一回りも二回りも小さくなったKさんを見て、ビックリしました。でも、お話ししだしたら、大丈夫。いつものKさんでした。
「死んでも病院や施設には入るもんかと思って生きてきた。やっぱり、こんなところに入ったら、殺される」と相変わらず物騒な表現で、相部屋の皆さんに聞こえたら悪いな〜と私の方が気が気でありません。「骨折ではなくて、外れたんだ」ということで、手術はせず、コルセットもなし。「一日も早く退院して家に戻りたいが、3か月経たないと帰してもらえない。それで、リハビリの所で、頑張っている。ケアマネージャーさんが探してくれて、甥たちの近くで、治ったらすぐに退院させてくれる施設を見つけてくれたので、認定書さえ下りれば、そちらに行く。もう一度元気になって、世話になった人たちに恩返ししないと」と気丈です。私も「そうね、早く元気になって、沢山、返して下さいね」と相づちを。

梨の皮をむいて一口サイズに刻んで持っていったのを「一緒に食べましょう」と差し出したら、「セッカクやから」と一口ほお張って、「ナシやね〜」と口の中でゆっくり転がしながら「あ〜、おいし〜」と。私も一つ口に入れました。

たくさん、お話しして、「嬉しいよ〜」と何回も涙を流されるので、胸がつまります。おそらく甥ごさんの近くの施設に入られたら、戻ってこられることはないでしょう。疲れてもいけないと、最後に手を握って「お元気でね」と言って別れました。父と同い年、大正5年生まれで93歳です。

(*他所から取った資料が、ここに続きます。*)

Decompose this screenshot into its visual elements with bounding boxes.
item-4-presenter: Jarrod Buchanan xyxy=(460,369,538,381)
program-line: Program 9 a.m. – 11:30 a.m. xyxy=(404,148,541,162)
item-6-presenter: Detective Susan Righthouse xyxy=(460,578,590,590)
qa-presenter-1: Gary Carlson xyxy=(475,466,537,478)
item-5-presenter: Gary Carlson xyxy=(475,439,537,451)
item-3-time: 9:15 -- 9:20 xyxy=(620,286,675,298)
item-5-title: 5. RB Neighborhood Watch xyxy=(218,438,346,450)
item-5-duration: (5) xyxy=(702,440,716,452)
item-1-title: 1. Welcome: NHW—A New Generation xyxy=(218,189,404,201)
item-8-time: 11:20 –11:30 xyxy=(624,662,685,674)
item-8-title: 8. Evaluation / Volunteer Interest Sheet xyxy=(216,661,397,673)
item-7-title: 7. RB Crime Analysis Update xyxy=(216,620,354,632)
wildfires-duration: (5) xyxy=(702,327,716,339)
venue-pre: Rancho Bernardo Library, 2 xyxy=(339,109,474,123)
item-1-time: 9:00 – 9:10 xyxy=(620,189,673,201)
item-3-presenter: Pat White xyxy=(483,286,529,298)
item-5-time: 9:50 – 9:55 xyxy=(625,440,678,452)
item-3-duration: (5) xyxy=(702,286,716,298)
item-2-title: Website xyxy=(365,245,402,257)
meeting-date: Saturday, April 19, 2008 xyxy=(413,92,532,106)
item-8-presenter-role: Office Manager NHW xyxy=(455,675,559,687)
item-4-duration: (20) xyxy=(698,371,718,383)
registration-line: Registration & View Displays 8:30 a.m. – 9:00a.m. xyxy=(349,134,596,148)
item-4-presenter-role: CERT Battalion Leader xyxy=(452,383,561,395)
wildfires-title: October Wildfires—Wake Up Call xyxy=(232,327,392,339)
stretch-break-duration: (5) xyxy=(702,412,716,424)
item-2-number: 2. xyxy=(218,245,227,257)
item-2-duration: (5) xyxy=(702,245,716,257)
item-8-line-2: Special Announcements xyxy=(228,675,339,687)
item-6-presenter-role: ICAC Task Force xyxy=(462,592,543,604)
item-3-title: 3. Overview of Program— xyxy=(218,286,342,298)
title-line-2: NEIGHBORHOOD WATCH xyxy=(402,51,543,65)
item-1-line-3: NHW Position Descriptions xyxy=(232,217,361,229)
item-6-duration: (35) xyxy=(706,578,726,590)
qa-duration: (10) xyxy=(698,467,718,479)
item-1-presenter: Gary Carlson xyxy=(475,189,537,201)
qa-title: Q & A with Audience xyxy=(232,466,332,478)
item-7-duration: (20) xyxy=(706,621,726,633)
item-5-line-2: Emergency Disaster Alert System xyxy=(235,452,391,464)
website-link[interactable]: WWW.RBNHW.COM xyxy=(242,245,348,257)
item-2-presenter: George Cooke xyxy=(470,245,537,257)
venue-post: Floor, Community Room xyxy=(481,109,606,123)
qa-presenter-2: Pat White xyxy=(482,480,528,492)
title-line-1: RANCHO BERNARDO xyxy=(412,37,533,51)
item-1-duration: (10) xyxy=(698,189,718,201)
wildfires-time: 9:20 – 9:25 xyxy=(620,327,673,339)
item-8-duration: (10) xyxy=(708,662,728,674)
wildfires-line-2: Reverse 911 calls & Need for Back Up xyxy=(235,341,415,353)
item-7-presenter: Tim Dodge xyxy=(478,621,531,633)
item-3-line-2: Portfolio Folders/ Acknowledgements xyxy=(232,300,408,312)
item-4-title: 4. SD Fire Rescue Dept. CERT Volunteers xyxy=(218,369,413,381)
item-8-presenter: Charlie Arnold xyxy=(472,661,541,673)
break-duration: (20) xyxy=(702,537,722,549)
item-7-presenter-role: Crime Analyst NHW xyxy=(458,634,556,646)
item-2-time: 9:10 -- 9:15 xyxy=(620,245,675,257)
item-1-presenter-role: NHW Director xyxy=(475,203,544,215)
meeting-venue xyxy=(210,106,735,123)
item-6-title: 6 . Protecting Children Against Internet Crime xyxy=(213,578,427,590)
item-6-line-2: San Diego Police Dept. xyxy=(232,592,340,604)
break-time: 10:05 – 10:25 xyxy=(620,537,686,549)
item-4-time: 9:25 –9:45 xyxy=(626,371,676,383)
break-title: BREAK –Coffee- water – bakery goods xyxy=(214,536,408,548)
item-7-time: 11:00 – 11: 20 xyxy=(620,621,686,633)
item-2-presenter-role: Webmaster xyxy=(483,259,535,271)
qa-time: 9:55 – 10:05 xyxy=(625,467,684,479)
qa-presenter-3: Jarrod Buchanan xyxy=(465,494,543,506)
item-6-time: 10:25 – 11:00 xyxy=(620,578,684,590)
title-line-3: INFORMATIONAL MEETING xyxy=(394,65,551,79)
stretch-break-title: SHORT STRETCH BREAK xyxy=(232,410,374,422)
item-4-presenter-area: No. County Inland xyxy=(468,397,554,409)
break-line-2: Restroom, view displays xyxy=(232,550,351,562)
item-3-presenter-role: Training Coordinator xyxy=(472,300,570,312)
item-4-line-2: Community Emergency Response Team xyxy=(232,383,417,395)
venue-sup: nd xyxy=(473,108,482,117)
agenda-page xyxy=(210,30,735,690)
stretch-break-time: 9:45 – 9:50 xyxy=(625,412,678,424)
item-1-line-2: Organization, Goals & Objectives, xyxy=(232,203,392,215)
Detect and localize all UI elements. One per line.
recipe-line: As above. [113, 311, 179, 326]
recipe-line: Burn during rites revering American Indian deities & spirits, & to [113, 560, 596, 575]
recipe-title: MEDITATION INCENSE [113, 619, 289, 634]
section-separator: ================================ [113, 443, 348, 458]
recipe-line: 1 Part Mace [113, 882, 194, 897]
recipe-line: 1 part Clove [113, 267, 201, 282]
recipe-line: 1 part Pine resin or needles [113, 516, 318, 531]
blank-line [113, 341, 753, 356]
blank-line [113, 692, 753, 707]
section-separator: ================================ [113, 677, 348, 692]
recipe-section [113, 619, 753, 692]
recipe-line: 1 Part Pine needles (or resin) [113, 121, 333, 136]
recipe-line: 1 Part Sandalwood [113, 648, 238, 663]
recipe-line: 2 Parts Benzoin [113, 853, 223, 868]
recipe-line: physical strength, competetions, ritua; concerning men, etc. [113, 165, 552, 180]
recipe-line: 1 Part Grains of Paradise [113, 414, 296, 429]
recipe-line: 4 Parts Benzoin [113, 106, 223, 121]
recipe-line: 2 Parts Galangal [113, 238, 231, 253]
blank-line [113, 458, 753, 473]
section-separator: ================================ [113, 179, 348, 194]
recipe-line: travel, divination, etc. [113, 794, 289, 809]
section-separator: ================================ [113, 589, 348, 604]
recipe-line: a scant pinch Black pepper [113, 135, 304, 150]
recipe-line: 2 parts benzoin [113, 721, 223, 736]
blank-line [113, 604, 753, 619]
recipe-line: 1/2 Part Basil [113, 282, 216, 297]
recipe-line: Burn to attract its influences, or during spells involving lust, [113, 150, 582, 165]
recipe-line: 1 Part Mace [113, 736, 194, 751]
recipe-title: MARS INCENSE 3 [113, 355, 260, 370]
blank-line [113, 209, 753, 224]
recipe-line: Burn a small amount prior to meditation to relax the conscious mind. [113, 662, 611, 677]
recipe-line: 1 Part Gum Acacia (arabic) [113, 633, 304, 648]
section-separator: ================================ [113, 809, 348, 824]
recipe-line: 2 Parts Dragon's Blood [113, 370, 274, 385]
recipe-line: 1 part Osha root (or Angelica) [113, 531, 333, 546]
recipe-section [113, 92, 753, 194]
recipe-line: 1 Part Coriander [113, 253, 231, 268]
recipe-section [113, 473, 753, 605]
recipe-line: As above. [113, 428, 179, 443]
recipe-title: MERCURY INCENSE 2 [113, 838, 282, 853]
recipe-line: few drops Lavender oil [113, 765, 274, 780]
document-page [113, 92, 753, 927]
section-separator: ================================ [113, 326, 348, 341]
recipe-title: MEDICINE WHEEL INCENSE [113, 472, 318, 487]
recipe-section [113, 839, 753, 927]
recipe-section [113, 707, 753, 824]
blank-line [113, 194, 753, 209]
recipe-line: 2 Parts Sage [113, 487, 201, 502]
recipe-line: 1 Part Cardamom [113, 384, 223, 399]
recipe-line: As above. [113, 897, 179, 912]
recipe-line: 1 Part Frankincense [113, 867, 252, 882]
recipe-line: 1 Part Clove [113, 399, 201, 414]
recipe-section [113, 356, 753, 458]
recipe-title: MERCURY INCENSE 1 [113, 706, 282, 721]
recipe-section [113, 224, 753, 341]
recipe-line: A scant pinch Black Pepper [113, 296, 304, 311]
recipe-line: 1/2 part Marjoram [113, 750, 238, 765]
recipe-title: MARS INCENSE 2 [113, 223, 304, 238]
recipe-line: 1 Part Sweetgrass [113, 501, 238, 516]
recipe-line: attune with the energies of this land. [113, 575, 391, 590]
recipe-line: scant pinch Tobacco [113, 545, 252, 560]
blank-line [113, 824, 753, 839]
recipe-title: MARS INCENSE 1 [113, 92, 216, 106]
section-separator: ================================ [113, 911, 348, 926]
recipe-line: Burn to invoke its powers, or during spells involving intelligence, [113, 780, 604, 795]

甥ごさんに施設入所の件「納得されましたか?」と聞いたとき、「はい、納得してくれまして」と仰っていたことがよく解りました。
何と見事な「説得」。ご本人の自尊心を傷つけず、性格や前向きな生きる力に依拠した「納得」を引きだしておられます。こんな見事な説得の仕方があるんだな〜と感心しました。病院の担当医、リハビリの先生たち、ケアマネさん、そして身内の甥ごさん、姪ごさん、皆さんのチームワークの成果です。Kさんの人となりとそれを生かした愛情いっぱいの周りの皆さんの温かい思いやりに、なんだか、心打たれて帰ってきました。
  数年前まで、独り暮らしのお年寄りの方達に通信を発行していて、「こういうのは続けなアカンよ」と励まして下さる熱心な読者で、また、自作の俳句の寄稿者としても、私の通信を楽しみにして頂いていたので、今回はKさんお一人のための「花だより」を作って届けてきました。